Born on the Fourth of June - Bret Stephens (Commentary)

  • The 4th of June 1967 was the day before the Six-Day War broke out between Israel and the Arab countries surrounding it. Israel - deploying 275,000 troops, 200 combat planes, and 1,100 tanks - faced off against combined Arab armies that fielded nearly twice as many troops, more than four times as many planes, and nearly five times as many tanks.

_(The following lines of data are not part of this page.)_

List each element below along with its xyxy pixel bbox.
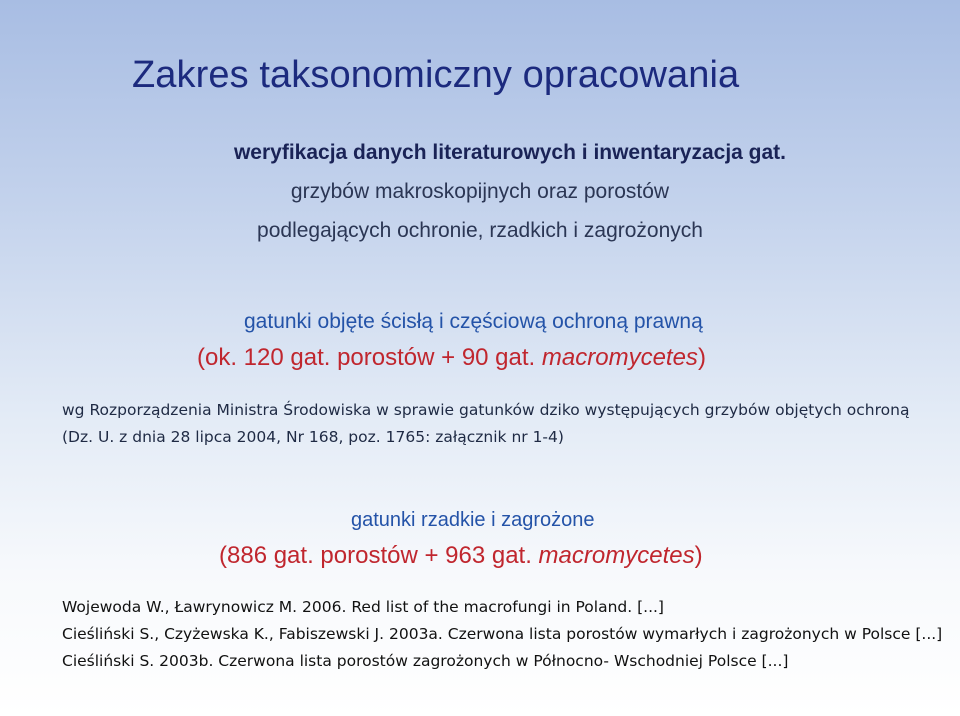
protected-species-counts [197, 344, 706, 372]
subtitle-line-3: podlegających ochronie, rzadkich i zagrożonych [257, 219, 703, 242]
rare-counts-prefix: (886 gat. porostów + 963 gat. [219, 542, 539, 569]
reference-item: Cieśliński S. 2003b. Czerwona lista porostów zagrożonych w Północno- Wschodniej Polsce [...] [62, 652, 789, 670]
protected-counts-prefix: (ok. 120 gat. porostów + 90 gat. [197, 344, 542, 371]
rare-species-counts [219, 542, 703, 570]
slide-title: Zakres taksonomiczny opracowania [132, 54, 740, 96]
regulation-note-line-2: (Dz. U. z dnia 28 lipca 2004, Nr 168, poz. 1765: załącznik nr 1-4) [62, 428, 564, 446]
subtitle-line-1: weryfikacja danych literaturowych i inwentaryzacja gat. [233, 141, 787, 164]
regulation-note-line-1: wg Rozporządzenia Ministra Środowiska w sprawie gatunków dziko występujących grzybów objętych ochroną [62, 401, 910, 419]
protected-counts-italic: macromycetes [541, 344, 698, 371]
rare-counts-italic: macromycetes [538, 542, 695, 569]
reference-item: Wojewoda W., Ławrynowicz M. 2006. Red list of the macrofungi in Poland. [...] [62, 598, 664, 616]
rare-counts-suffix: ) [694, 542, 703, 569]
protected-counts-suffix: ) [697, 344, 706, 371]
protected-species-heading: gatunki objęte ścisłą i częściową ochroną prawną [244, 310, 703, 333]
rare-species-heading: gatunki rzadkie i zagrożone [351, 509, 595, 531]
subtitle-line-2: grzybów makroskopijnych oraz porostów [290, 180, 670, 203]
reference-item: Cieśliński S., Czyżewska K., Fabiszewski J. 2003a. Czerwona lista porostów wymarłych i zagrożonych w Polsce [...] [62, 625, 943, 643]
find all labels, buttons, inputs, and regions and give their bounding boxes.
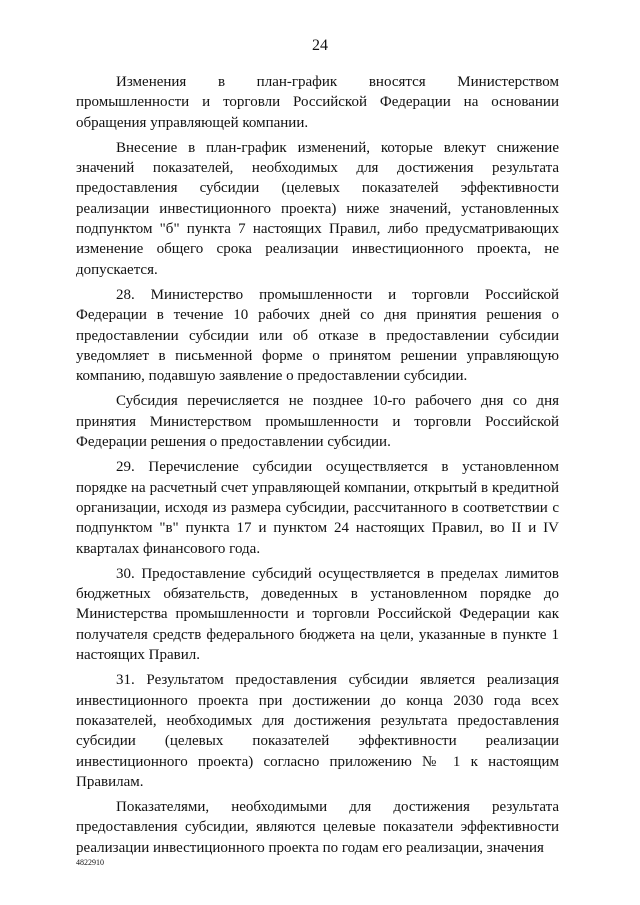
paragraph-indicators: Показателями, необходимыми для достижения результата предоставления субсидии, являются целевые показатели эффективности реализации инвестиционного проекта по годам его реализации, значения (76, 799, 559, 856)
paragraph-subsidy-transfer-deadline: Субсидия перечисляется не позднее 10-го рабочего дня со дня принятия Министерством промышленности и торговли Российской Федерации решения о предоставлении субсидии. (76, 393, 559, 451)
page-number: 24 (312, 37, 328, 54)
paragraph-schedule-restrictions: Внесение в план-график изменений, которые влекут снижение значений показателей, необходимых для достижения результата предоставления субсидии (целевых показателей эффективности реализации инвестиционного проекта) ниже значений, установленных подпунктом "б" пункта 7 настоящих Правил, либо предусматривающих изменение общего срока реализации инвестиционного проекта, не допускается. (76, 139, 559, 278)
paragraph-item-31: 31. Результатом предоставления субсидии является реализация инвестиционного проекта при достижении до конца 2030 года всех показателей, необходимых для достижения результата предоставления субсидии (целевых показателей эффективности реализации инвестиционного проекта) согласно приложению № 1 к настоящим Правилам. (76, 672, 559, 790)
paragraph-item-29: 29. Перечисление субсидии осуществляется в установленном порядке на расчетный счет управляющей компании, открытый в кредитной организации, исходя из размера субсидии, рассчитанного в соответствии с подпунктом "в" пункта 17 и пунктом 24 настоящих Правил, во II и IV кварталах финансового года. (76, 459, 559, 557)
paragraph-item-30: 30. Предоставление субсидий осуществляется в пределах лимитов бюджетных обязательств, доведенных в установленном порядке до Министерства промышленности и торговли Российской Федерации как получателя средств федерального бюджета на цели, указанные в пункте 1 настоящих Правил. (76, 565, 559, 664)
document-code: 4822910 (76, 858, 104, 867)
paragraph-item-28: 28. Министерство промышленности и торговли Российской Федерации в течение 10 рабочих дней со дня принятия решения о предоставлении субсидии или об отказе в предоставлении субсидии уведомляет в письменной форме о принятом решении управляющую компанию, подавшую заявление о предоставлении субсидии. (76, 286, 559, 385)
paragraph-schedule-changes: Изменения в план-график вносятся Министерством промышленности и торговли Российской Федерации на основании обращения управляющей компании. (76, 74, 559, 131)
document-body (76, 72, 559, 863)
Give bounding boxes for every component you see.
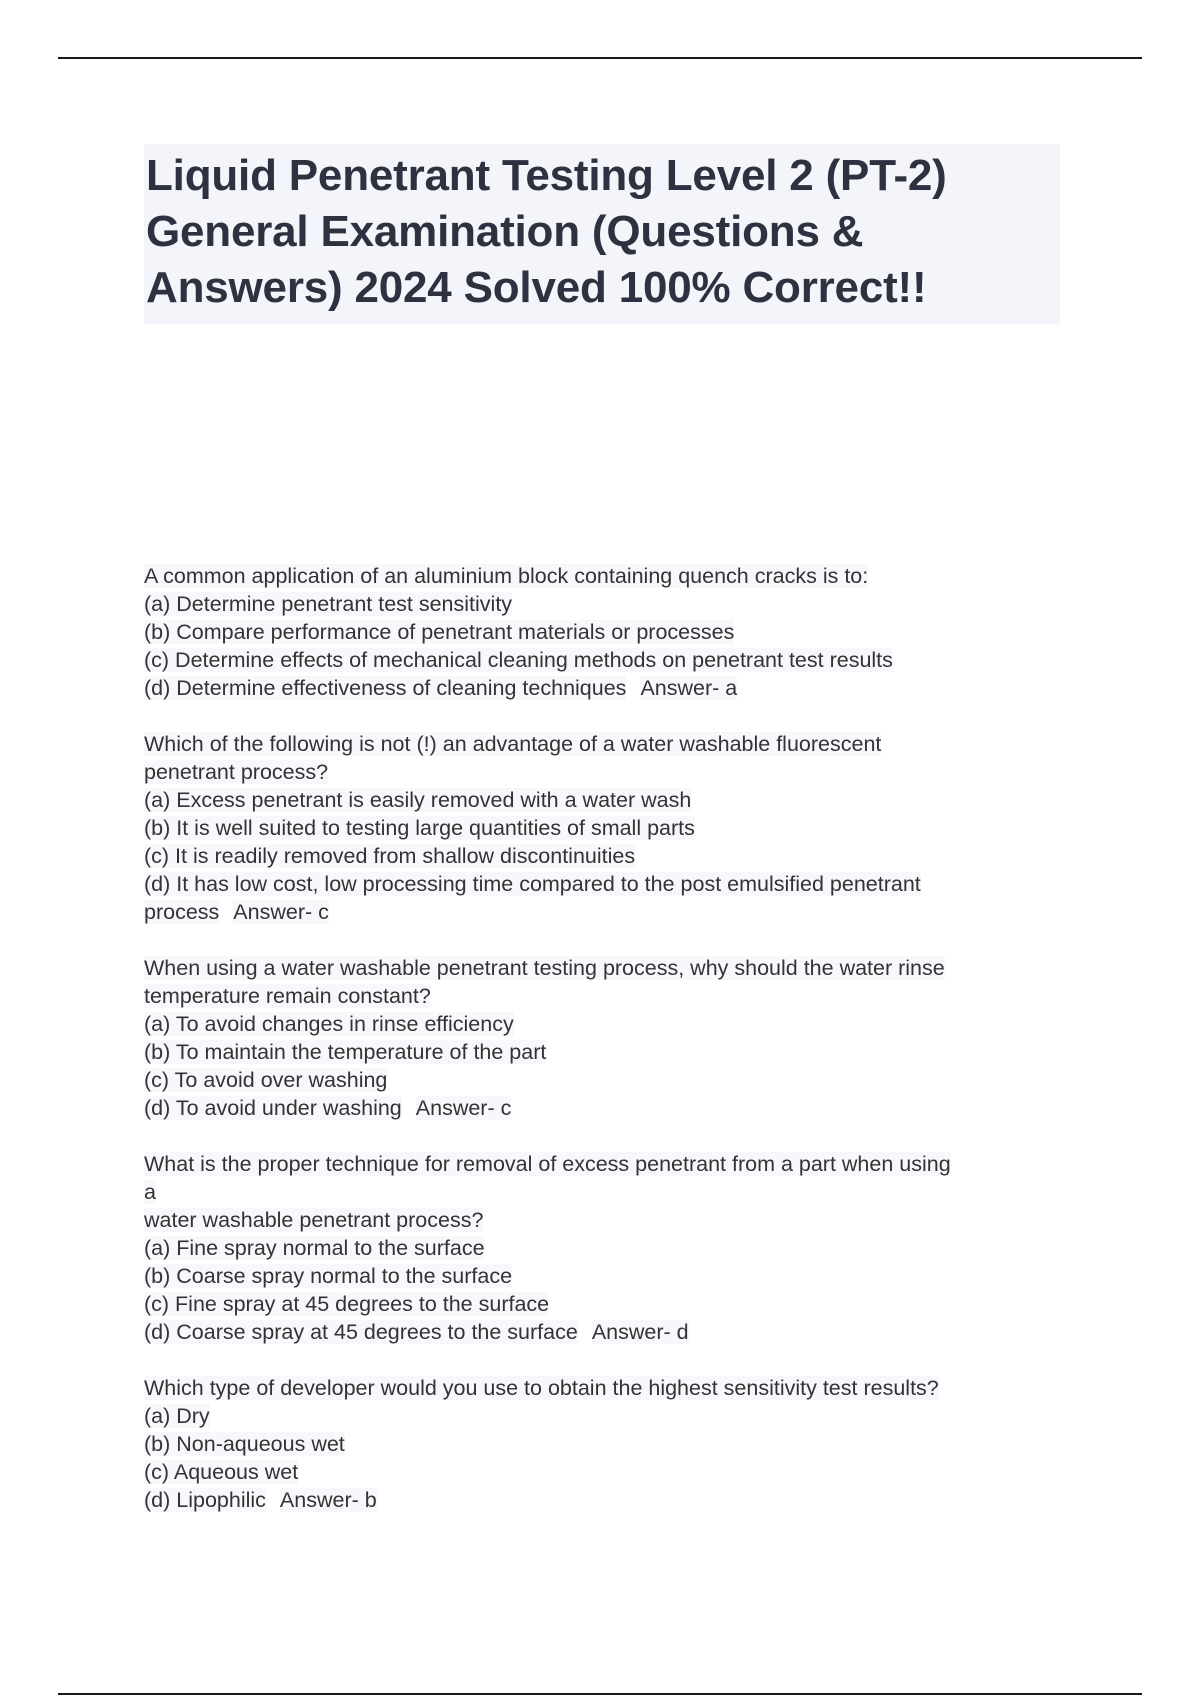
question-4 bbox=[144, 1150, 1064, 1346]
question-stem: Which of the following is not (!) an advantage of a water washable fluorescent bbox=[144, 732, 882, 756]
option-c: (c) To avoid over washing bbox=[144, 1068, 388, 1092]
question-stem-cont: penetrant process? bbox=[144, 760, 329, 784]
option-c: (c) Fine spray at 45 degrees to the surface bbox=[144, 1292, 550, 1316]
question-stem-cont: water washable penetrant process? bbox=[144, 1208, 484, 1232]
question-stem: A common application of an aluminium block containing quench cracks is to: bbox=[144, 564, 869, 588]
question-stem-cont: a bbox=[144, 1180, 156, 1204]
answer: Answer- c bbox=[233, 900, 329, 924]
option-a: (a) To avoid changes in rinse efficiency bbox=[144, 1012, 514, 1036]
question-stem: Which type of developer would you use to obtain the highest sensitivity test results? bbox=[144, 1376, 939, 1400]
bottom-rule bbox=[58, 1693, 1142, 1695]
option-b: (b) To maintain the temperature of the part bbox=[144, 1040, 547, 1064]
option-d: (d) Lipophilic Answer- b bbox=[144, 1488, 377, 1512]
option-b: (b) Non-aqueous wet bbox=[144, 1432, 345, 1456]
title-line: Answers) 2024 Solved 100% Correct!! bbox=[146, 263, 927, 312]
question-3 bbox=[144, 954, 1064, 1122]
title-line: General Examination (Questions & bbox=[146, 207, 864, 256]
answer: Answer- c bbox=[415, 1096, 512, 1120]
question-stem-cont: temperature remain constant? bbox=[144, 984, 431, 1008]
option-c: (c) Determine effects of mechanical cleaning methods on penetrant test results bbox=[144, 648, 893, 672]
answer: Answer- b bbox=[279, 1488, 377, 1512]
option-a: (a) Fine spray normal to the surface bbox=[144, 1236, 485, 1260]
question-stem: What is the proper technique for removal of excess penetrant from a part when using bbox=[144, 1152, 951, 1176]
document-title bbox=[144, 144, 1060, 324]
top-rule bbox=[58, 57, 1142, 59]
option-c: (c) It is readily removed from shallow discontinuities bbox=[144, 844, 636, 868]
answer: Answer- a bbox=[640, 676, 738, 700]
question-list bbox=[144, 562, 1064, 1542]
title-line: Liquid Penetrant Testing Level 2 (PT-2) bbox=[146, 151, 947, 200]
option-d: (d) Determine effectiveness of cleaning techniques Answer- a bbox=[144, 676, 738, 700]
option-b: (b) Coarse spray normal to the surface bbox=[144, 1264, 513, 1288]
question-2 bbox=[144, 730, 1064, 926]
option-b: (b) Compare performance of penetrant materials or processes bbox=[144, 620, 735, 644]
option-d-cont: process Answer- c bbox=[144, 900, 329, 924]
option-c: (c) Aqueous wet bbox=[144, 1460, 299, 1484]
option-a: (a) Excess penetrant is easily removed with a water wash bbox=[144, 788, 692, 812]
answer: Answer- d bbox=[591, 1320, 689, 1344]
option-a: (a) Dry bbox=[144, 1404, 210, 1428]
option-d: (d) To avoid under washing Answer- c bbox=[144, 1096, 512, 1120]
option-a: (a) Determine penetrant test sensitivity bbox=[144, 592, 513, 616]
question-5 bbox=[144, 1374, 1064, 1514]
question-1 bbox=[144, 562, 1064, 702]
question-stem: When using a water washable penetrant testing process, why should the water rinse bbox=[144, 956, 945, 980]
option-b: (b) It is well suited to testing large quantities of small parts bbox=[144, 816, 695, 840]
option-d: (d) Coarse spray at 45 degrees to the surface Answer- d bbox=[144, 1320, 689, 1344]
option-d: (d) It has low cost, low processing time compared to the post emulsified penetrant bbox=[144, 872, 921, 896]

  • On the 4th of June, the commander of the Egyptian army, Field Marshal Abdel Hakim Amer, told Ahmad Shukeiri, the founder of the Palestine Liberation Organization, "Soon we'll be able to take the initiative and rid ourselves of Israel once and for all."
  • On the 4th of June, Israel had not received emergency military aid promised by the United States; nor had the U.S. mounted a promised international armada to break Egypt's blockade of the Straits of Tiran; nor had Israel gotten any relief from France, which just then decided to turn on the Jewish state with an arms embargo; nor had it gotten any diplomatic relief at the UN, which had instantly capitulated to Egyptian demands to withdraw peacekeepers from the Sinai.
  • Despite warnings from the Soviet Union and the United States, on the 4th of June, Israel chose to strike - and strike first. "They will condemn us," Yigal Allon, the labor minister, told his cabinet colleagues. "And we will survive."
  • All of this should sound familiar to us today - the threat to Israel's existence, the muddle of U.S. policy, the global opposition to Israel, Israel's fear of being blamed for starting a war.
  • Israel was not founded to serve as another vehicle for showcasing Jewish victimhood, but for ending it. Statecraft cannot be conducted as a beauty pageant, and the "benefit" of being seen as the righteous victim should count for nothing against the moral imperative of ensuring one's survival.